Now, why are these custom coins also called challenge coins and what do they do? According to a well-known legend, it is said that challenge coin originated in the US Air Force during World War I. A wealthy lieutenant ordered custom-made medallions for every member of his unit. The medallions had their insignia, which is a symbol of their unit and identity. Not long after, one of the pilots of this unit was shot down and was captured by the Germans. The Germans stripped him off his uniform, forced him to wear civilian clothes, and took all his identifications. However, they left the medallion with him, which he carried in a small pouch around his neck.
Luckily, the pilot escaped, and was able to make his way to a French post. Since he does not have any identification anymore, he was suspected to be a German spy. He was then captured again and sentenced to die. When he was about to be executed, he showed his medallion and the French recognized the symbol printed on it. He proved that he was not a spy, but rather an American ally. Soon enough, he was reunited with his unit. Although there was no proof that these events actually happen, it is still a great bar tale, which is why it is a well-known legend.
Custom Coins in the Military
That legend was the beginning when these coins have become common in every branch of the United States military. Each of the division or branch has their own custom design. Now, you might ask why these coins are also called challenge coins. You may be wondering where the “challenge” came from.
In the military tradition, a soldier can challenge other soldier or soldiers at any time, particularly when they are at a military bar. This challenge could be voiced out or simply made by slapping the coin down on a bar or table. Every soldier who is challenged must present their challenge coin immediately. Those who do not have their coin with them will pay for the next round of drinks. However, if everyone was able to show their coins, the challenger is the one going to pay.
Custom Challenge Coins in Other Organizations
These coins have also made their way to other organizations that have a quasi-military structure like the firefighters and police departments. Their coins represent a unique bond among the members of these organizations based on their sacrifices to save people as well as their common experiences.
Businesses also use these coins to help boost the morale of their employees, specifically in circumstances when they use these coins as awards to recognize their achievements. For instance, the coins can be given to carefully selected people to honor them for having a remarkable performance like meeting the sales goals. Businesses can also use these coins for company-wide projects, such as promotional campaigns.

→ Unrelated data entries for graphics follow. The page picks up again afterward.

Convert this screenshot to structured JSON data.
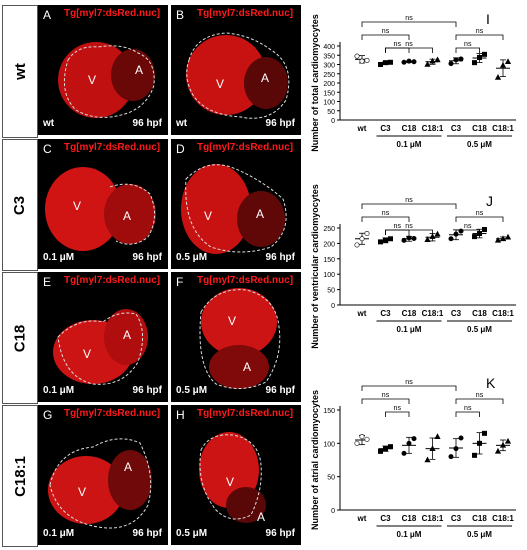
{
  "rows": [
    {
      "label": "wt",
      "top": 5,
      "h": 131
    },
    {
      "label": "C3",
      "top": 139,
      "h": 130
    },
    {
      "label": "C18",
      "top": 272,
      "h": 130
    },
    {
      "label": "C18:1",
      "top": 405,
      "h": 140
    }
  ],
  "panels": [
    {
      "letter": "A",
      "title": "Tg[myl7:dsRed.nuc]",
      "bl": "wt",
      "br": "96 hpf",
      "v": "V",
      "a": "A"
    },
    {
      "letter": "B",
      "title": "Tg[myl7:dsRed.nuc]",
      "bl": "wt",
      "br": "96 hpf",
      "v": "V",
      "a": "A"
    },
    {
      "letter": "C",
      "title": "Tg[myl7:dsRed.nuc]",
      "bl": "0.1 μM",
      "br": "96 hpf",
      "v": "V",
      "a": "A"
    },
    {
      "letter": "D",
      "title": "Tg[myl7:dsRed.nuc]",
      "bl": "0.5 μM",
      "br": "96 hpf",
      "v": "V",
      "a": "A"
    },
    {
      "letter": "E",
      "title": "Tg[myl7:dsRed.nuc]",
      "bl": "0.1 μM",
      "br": "96 hpf",
      "v": "V",
      "a": "A"
    },
    {
      "letter": "F",
      "title": "Tg[myl7:dsRed.nuc]",
      "bl": "0.5 μM",
      "br": "96 hpf",
      "v": "V",
      "a": "A"
    },
    {
      "letter": "G",
      "title": "Tg[myl7:dsRed.nuc]",
      "bl": "0.1 μM",
      "br": "96 hpf",
      "v": "V",
      "a": "A"
    },
    {
      "letter": "H",
      "title": "Tg[myl7:dsRed.nuc]",
      "bl": "0.5 μM",
      "br": "96 hpf",
      "v": "V",
      "a": "A"
    }
  ],
  "chart_data": [
    {
      "panel": "I",
      "type": "scatter",
      "ylabel": "Number of total cardiomyocytes",
      "ylim": [
        0,
        400
      ],
      "yticks": [
        0,
        50,
        100,
        150,
        200,
        250,
        300,
        350,
        400
      ],
      "categories": [
        "wt",
        "C3",
        "C18",
        "C18:1",
        "C3",
        "C18",
        "C18:1"
      ],
      "groups": [
        {
          "label": "0.1 μM",
          "from": 1,
          "to": 3
        },
        {
          "label": "0.5 μM",
          "from": 4,
          "to": 6
        }
      ],
      "means": [
        328,
        308,
        315,
        315,
        320,
        335,
        280
      ],
      "sd": [
        20,
        8,
        4,
        14,
        16,
        24,
        45
      ],
      "points": [
        [
          345,
          318,
          322
        ],
        [
          300,
          310,
          312
        ],
        [
          312,
          318,
          315
        ],
        [
          300,
          318,
          325
        ],
        [
          305,
          325,
          330
        ],
        [
          310,
          338,
          355
        ],
        [
          230,
          295,
          315
        ]
      ],
      "comparisons": [
        {
          "a": 0,
          "b": 4,
          "label": "ns"
        },
        {
          "a": 0,
          "b": 2,
          "label": "ns"
        },
        {
          "a": 4,
          "b": 6,
          "label": "ns"
        },
        {
          "a": 1,
          "b": 2,
          "label": "ns"
        },
        {
          "a": 1,
          "b": 3,
          "label": "ns"
        },
        {
          "a": 4,
          "b": 5,
          "label": "ns"
        }
      ]
    },
    {
      "panel": "J",
      "type": "scatter",
      "ylabel": "Number of ventricular cardiomyocytes",
      "ylim": [
        0,
        250
      ],
      "yticks": [
        0,
        50,
        100,
        150,
        200,
        250
      ],
      "categories": [
        "wt",
        "C3",
        "C18",
        "C18:1",
        "C3",
        "C18",
        "C18:1"
      ],
      "groups": [
        {
          "label": "0.1 μM",
          "from": 1,
          "to": 3
        },
        {
          "label": "0.5 μM",
          "from": 4,
          "to": 6
        }
      ],
      "means": [
        215,
        210,
        215,
        220,
        228,
        232,
        215
      ],
      "sd": [
        18,
        8,
        8,
        12,
        16,
        14,
        6
      ],
      "points": [
        [
          195,
          215,
          232
        ],
        [
          205,
          210,
          215
        ],
        [
          210,
          218,
          216
        ],
        [
          212,
          222,
          230
        ],
        [
          215,
          230,
          240
        ],
        [
          222,
          232,
          245
        ],
        [
          210,
          215,
          220
        ]
      ],
      "comparisons": [
        {
          "a": 0,
          "b": 4,
          "label": "ns"
        },
        {
          "a": 0,
          "b": 2,
          "label": "ns"
        },
        {
          "a": 4,
          "b": 6,
          "label": "ns"
        },
        {
          "a": 1,
          "b": 2,
          "label": "ns"
        },
        {
          "a": 1,
          "b": 3,
          "label": "ns"
        },
        {
          "a": 4,
          "b": 5,
          "label": "ns"
        }
      ]
    },
    {
      "panel": "K",
      "type": "scatter",
      "ylabel": "Number of atrial cardiomyocytes",
      "ylim": [
        0,
        150
      ],
      "yticks": [
        0,
        50,
        100,
        150
      ],
      "categories": [
        "wt",
        "C3",
        "C18",
        "C18:1",
        "C3",
        "C18",
        "C18:1"
      ],
      "groups": [
        {
          "label": "0.1 μM",
          "from": 1,
          "to": 3
        },
        {
          "label": "0.5 μM",
          "from": 4,
          "to": 6
        }
      ],
      "means": [
        105,
        92,
        97,
        92,
        93,
        100,
        97
      ],
      "sd": [
        7,
        4,
        12,
        16,
        14,
        16,
        8
      ],
      "points": [
        [
          100,
          110,
          106
        ],
        [
          88,
          92,
          95
        ],
        [
          85,
          100,
          107
        ],
        [
          75,
          92,
          110
        ],
        [
          80,
          92,
          108
        ],
        [
          82,
          100,
          115
        ],
        [
          88,
          97,
          103
        ]
      ],
      "comparisons": [
        {
          "a": 0,
          "b": 4,
          "label": "ns"
        },
        {
          "a": 0,
          "b": 2,
          "label": "ns"
        },
        {
          "a": 4,
          "b": 6,
          "label": "ns"
        },
        {
          "a": 1,
          "b": 2,
          "label": "ns"
        },
        {
          "a": 4,
          "b": 5,
          "label": "ns"
        }
      ]
    }
  ]
}
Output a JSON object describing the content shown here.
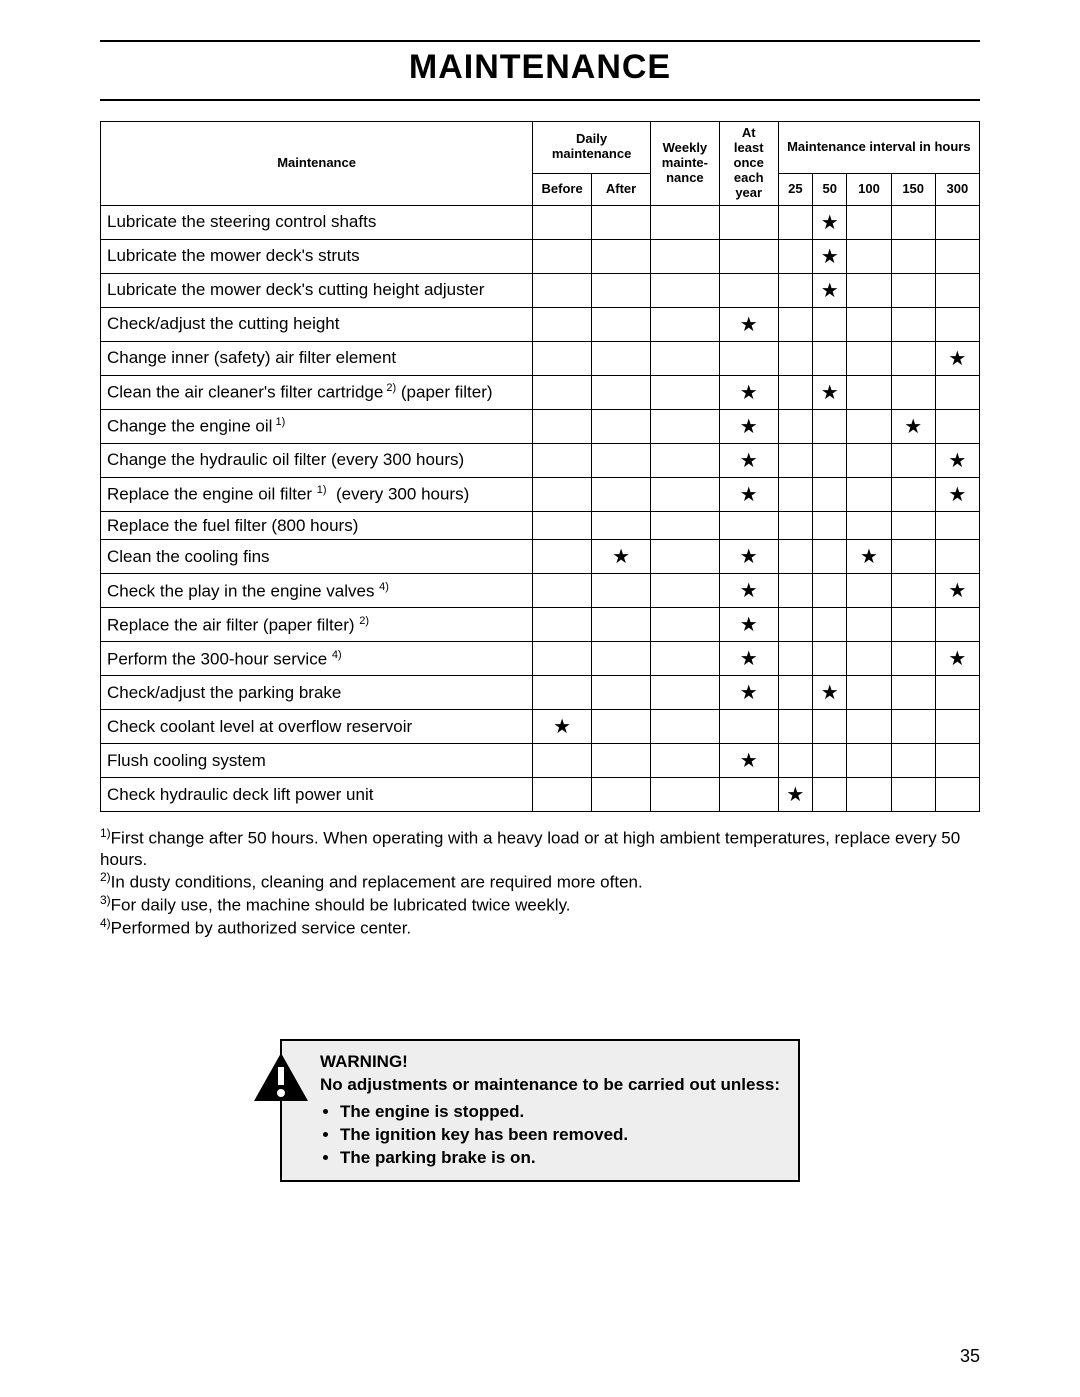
{
  "title": "MAINTENANCE",
  "page_number": "35",
  "header": {
    "maintenance": "Maintenance",
    "daily": "Daily maintenance",
    "weekly": "Weekly mainte- nance",
    "yearly": "At least once each year",
    "interval": "Maintenance interval in hours",
    "before": "Before",
    "after": "After",
    "h25": "25",
    "h50": "50",
    "h100": "100",
    "h150": "150",
    "h300": "300"
  },
  "star": "★",
  "rows": [
    {
      "label": "Lubricate the steering control shafts",
      "cols": [
        "",
        "",
        "",
        "",
        "",
        "★",
        "",
        "",
        ""
      ]
    },
    {
      "label": "Lubricate the mower deck's struts",
      "cols": [
        "",
        "",
        "",
        "",
        "",
        "★",
        "",
        "",
        ""
      ]
    },
    {
      "label": "Lubricate the mower deck's cutting height adjuster",
      "cols": [
        "",
        "",
        "",
        "",
        "",
        "★",
        "",
        "",
        ""
      ]
    },
    {
      "label": "Check/adjust the cutting height",
      "cols": [
        "",
        "",
        "",
        "★",
        "",
        "",
        "",
        "",
        ""
      ]
    },
    {
      "label": "Change inner (safety) air filter element",
      "cols": [
        "",
        "",
        "",
        "",
        "",
        "",
        "",
        "",
        "★"
      ]
    },
    {
      "label": "Clean the air cleaner's filter cartridge<sup> 2)</sup> (paper filter)",
      "cols": [
        "",
        "",
        "",
        "★",
        "",
        "★",
        "",
        "",
        ""
      ]
    },
    {
      "label": "Change the engine oil<sup> 1)</sup>",
      "cols": [
        "",
        "",
        "",
        "★",
        "",
        "",
        "",
        "★",
        ""
      ]
    },
    {
      "label": "Change the hydraulic oil filter (every 300 hours)",
      "cols": [
        "",
        "",
        "",
        "★",
        "",
        "",
        "",
        "",
        "★"
      ]
    },
    {
      "label": "Replace the engine oil filter <sup>1)</sup>&nbsp; (every 300 hours)",
      "cols": [
        "",
        "",
        "",
        "★",
        "",
        "",
        "",
        "",
        "★"
      ]
    },
    {
      "label": "Replace the fuel filter (800 hours)",
      "cols": [
        "",
        "",
        "",
        "",
        "",
        "",
        "",
        "",
        ""
      ]
    },
    {
      "label": "Clean the cooling fins",
      "cols": [
        "",
        "★",
        "",
        "★",
        "",
        "",
        "★",
        "",
        ""
      ]
    },
    {
      "label": "Check the play in the engine valves <sup>4)</sup>",
      "cols": [
        "",
        "",
        "",
        "★",
        "",
        "",
        "",
        "",
        "★"
      ]
    },
    {
      "label": "Replace the air filter (paper filter) <sup>2)</sup>",
      "cols": [
        "",
        "",
        "",
        "★",
        "",
        "",
        "",
        "",
        ""
      ]
    },
    {
      "label": "Perform the 300-hour service <sup>4)</sup>",
      "cols": [
        "",
        "",
        "",
        "★",
        "",
        "",
        "",
        "",
        "★"
      ]
    },
    {
      "label": "Check/adjust the parking brake",
      "cols": [
        "",
        "",
        "",
        "★",
        "",
        "★",
        "",
        "",
        ""
      ]
    },
    {
      "label": "Check coolant level at overflow reservoir",
      "cols": [
        "★",
        "",
        "",
        "",
        "",
        "",
        "",
        "",
        ""
      ]
    },
    {
      "label": "Flush cooling system",
      "cols": [
        "",
        "",
        "",
        "★",
        "",
        "",
        "",
        "",
        ""
      ]
    },
    {
      "label": "Check hydraulic deck lift power unit",
      "cols": [
        "",
        "",
        "",
        "",
        "★",
        "",
        "",
        "",
        ""
      ]
    }
  ],
  "footnotes": [
    "<sup>1)</sup>First change after 50 hours. When operating with a heavy load or at high ambient temperatures, replace every 50 hours.",
    "<sup>2)</sup>In dusty conditions, cleaning and replacement are required more often.",
    "<sup>3)</sup>For daily use, the machine should be lubricated twice weekly.",
    "<sup>4)</sup>Performed by authorized service center."
  ],
  "warning": {
    "heading": "WARNING!",
    "lead": "No adjustments or maintenance to be carried out unless:",
    "items": [
      "The engine is stopped.",
      "The ignition key has been removed.",
      "The parking brake is on."
    ]
  }
}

Collecting Challenge Coins
As mentioned, these coins have been common not just in the military, but also among private groups. Some servicemen, past and present, and also ordinary people like to have their coins as mementos and collect them.
While these coins are traditionally round, the manufacturers herewww.challengecoins4less.com you can get best options for other shapes you want. However, keep in mind that round coins usually have the biggest area for a certain price. Aside from shapes, you can also choose from various sizes, custom cut edges, 3D designs, sequential numbering, cutouts, antiquing effects, etc. You can also opt to have your custom challenge coins as dog tags, keychains, and even bottle openers. That way, they are not just an ornament or keepsake, but they can also serve other functions. You also choose from various metals, such as copper, bronze, silver, gold, black nickel, or duo-tone metal.
Over the years, custom coins have shown that they have become popular in other organizations and are not exclusive for the military. Because of the durability, uniqueness, and beauty of these coins, they appeal to many non-profit organizations, business, and other government and private groups.